I hesitate to ask this question because I’ve found that when speaking from voice of experience, you guys are brilliant. But when we’re talking hypotheticals … well, we’re talking hypotheticals and sometimes all of us merely repeat freedomista cliches.
But here’s the question: What do you think you’d do in a hyperinflation?
I’m not talking about some post-apocalyptic George Romero scenario where starving urbanites are crawling through your windows in search of your stash of freeze-dried potato dices and fruit galaxy. I’m talking about getting along — as people did in Weimar Germany, Zimbabwe, and most other places when their currency went to toilet paper on them.
I’m talking about getting a paycheck. Paying the bills. Buying or bartering for the everyday things you need. How would you keep the lights and heat on in the house?
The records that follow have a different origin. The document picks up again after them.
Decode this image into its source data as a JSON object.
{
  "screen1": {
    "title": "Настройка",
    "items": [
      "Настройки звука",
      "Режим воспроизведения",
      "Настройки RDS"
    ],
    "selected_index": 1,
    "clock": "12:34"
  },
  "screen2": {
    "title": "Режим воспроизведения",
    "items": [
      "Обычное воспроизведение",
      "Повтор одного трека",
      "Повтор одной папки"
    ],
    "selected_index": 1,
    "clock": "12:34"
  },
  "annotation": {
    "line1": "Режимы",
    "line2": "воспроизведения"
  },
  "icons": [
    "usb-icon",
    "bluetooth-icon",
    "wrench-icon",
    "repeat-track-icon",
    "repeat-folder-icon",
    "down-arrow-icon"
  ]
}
What would you give up first as things began to become too expensive to bear? Do you have the sort of income that might rise as prices do, or would you be stuck with a fixed income? What would you sell? Do you anticipate being able to pay off long-term debt with useless dollars? That sort of thing. How do you think a currency collapse would affect relationships between you and your neighbors, your family, your employer?
I’ve been thinking about this lately not just because of what John Williams and Silver wrote recently. But because … well, you know this economic mess isn’t going to end gracefully, and hyperinflation is one of only a handful of ways out — perhaps the easiest way for a government with lots of printing presses, computers, and “helicopters.”
Personally, I’ve prepped for it about as well as I’m able. But I wonder about many things. For instance, most of my income is from magazines whose subscription prices and ad rates are not at all flexible in the short term. If inflation started running away, they wouldn’t be in any position to generate fast extra revenue to pay their writers and printers and the post office more. But surely a lot of people and businesses are in that fix; they’d develop ways to cope and go on. But what ways?
Another thing I wonder about is the morality of paying the mortgage with “cheap” money. I make a fixed payment at a fixed rate. If the mortgage holder was a megabank — the sort that would happily suck its customers dry then turn to the taxpayers for more suckitude — it could be a gleeful thing to pay it back using dollars that wouldn’t even buy a stick of gum. But my mortgage is owed to the former owners of the house — ordinary people like you and me just getting by. Paying them in worthless dollars seems immoral.
From all I’ve read about hyperinflations (especially Erich Maria Remarque’s been-there-done-that novel of Weimar, The Black Obelisk), morality utterly goes out the window, anyhow. Zombies may not come in the window during a hyperinflation, but cynicism reigns and it becomes every person for himself.